Burkina Faso One Year Later: From Understanding We Create Change

Nicholas Hess is a buildOn Trek Coordinator who leads groups of volunteers on trips to build schools in the world’s economically poorest countries as part of buildOn’s Trek Program. Last January, Nicholas and a group of volunteers were celebrating the conclusion of a week of school construction in Burkina Faso, West Africa, when the restaurant they were dining in was attacked by a group of Al-Qaeda terrorists. The attack took the lives of 30 innocent people, including buildOn Trek Coordinator Ahmed Kere. This week, as we mark the anniversary of this horrific attack, Nicholas shared his personal reflection on the events of January 2016.

As a buildOn Trek Coordinator, I have the opportunity and privilege to meet and get to know amazing people living in diverse social and economic situations all over the world. Of all the conversations I have had during my tenure with buildOn, one in particular has influenced my word view and driven home the importance of the work that we do. It was a conversation of understanding and respect that stands in sharp contrast to the events of January 15th, 2016, and will forever shape my understanding of a senseless act of horrific violence I found myself wrapped up in days later.

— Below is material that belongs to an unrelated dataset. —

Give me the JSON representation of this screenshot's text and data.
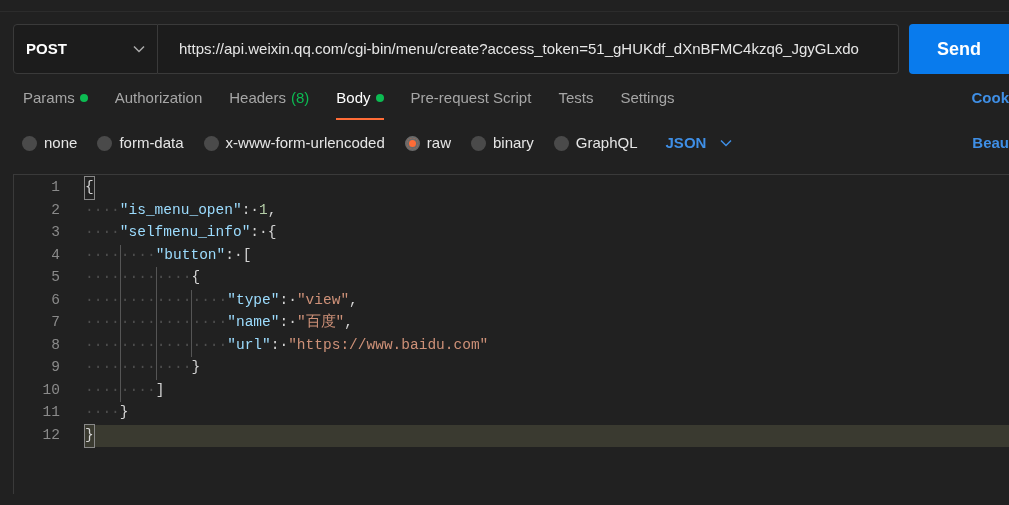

I was in Mourpougo, Burkina Faso, a community roughly 120 miles to the southwest of Ouagadougou, the capital city of this West African nation. On our third night in the community, I found myself sitting on a plastic chair inside the mud walls of my host family’s compound. Martin, my trek ‘brother’ and buildOn translator, was crouching next to a pail washing his clothes, translating as a man named Nabayaogo Bukare, my host ‘father’ and a community leader, and I discussed life.

Nabayaogo told me how before we came to the community most people had never met a Westerner or white person. Before our trek group arrived, the community worried that they would be looked down upon, that we would judge them for what they did not have. Instead, he saw that we came into the community wanting to learn, wanting to understand. We worked alongside the community as we dug the school’s foundation, we learned about the people in the community as a whole and the individuals who were part of it, how they lived and how they spent their free time. We ate the same foods and learned about their way of life, as we shared our own culture. Nabayaogo was surprised that he and his community were treated with respect and as equals. I responded that we were all brothers and sisters in this fight, in fighting for equality, education and dignity. We sat in silence for a bit, both awash in the glow of solidarity, until my host father, acknowledging the power of our shared words, stood and excused himself.

27676578566_7070a03c3c_kNicholas and Nabayaogo reunited at the opening of the Mourpougo School (pictured in the right background).

Two days later, with that conversation still in the forefront of my mind, a group of Al Qaida gunmen entered the restaurant I was eating in with my colleagues and group of American volunteers. As this senseless act of violence unfolded, the lives of our friends Ahmed and Djibrila were taken along with the lives of 30 other innocent people. The attack and loss of our brothers shook the entire buildOn community to the core. Directly or indirectly, we all came face-to-face with hate and inhumanity. All of us in the buildOn movement were forced to make a decision. We can react with hate and anger, feeding the cycle, or we can challenge ourselves to understand and ultimately forgive.

For me, the decision was easy. I saw that the young attackers wore no shoes, just like my friends in Mourpougo,  They were from communities in Mali, a country to the north of Burkina Faso, that face many of the challenges of poverty and illiteracy that Mourpougo does. Purpose and hope, which is necessary for us all, but particularly young men, dashed by minimal educational and economic opportunities. I can understand how the inequality and desperation can easily be blamed on ‘the other,’ how the promise of recognition, purpose and value can distort one’s perception of right and wrong. How Evil can walk in and recruit.

While I can only make assumptions concerning the origins of the attackers, I can say with certainty that those in Mourpougo, and those in all the other communities that we work with around the world, will not turn to hate. Their fight for educational opportunities have been acknowledged and realized. They have worked side-by-side in partnership, lived, connected and laughed with people from around their region and the world. In our partner communities, the bright light of education has begun chasing away the shadows of ignorance, fear and the concept of ‘the other.’

This is what Ahmed stood for, and what each of us, as part of the buildOn movement must continue to stand for. In memory of Ahmed, and for the larger sake of humanity, we sit, share and speak as equals, as brothers and sisters. We give and expect respect. We don’t only build schools, we don’t only do service, we build relationships, we build understanding. From understanding we create change.

ahmed-1000A plaque honoring buildOn Trek Coordinator Ahmed Kere hangs above the school in Mourpougo. The school was dedicated to Ahmed’s legacy of compassion, service and dedication to education for all.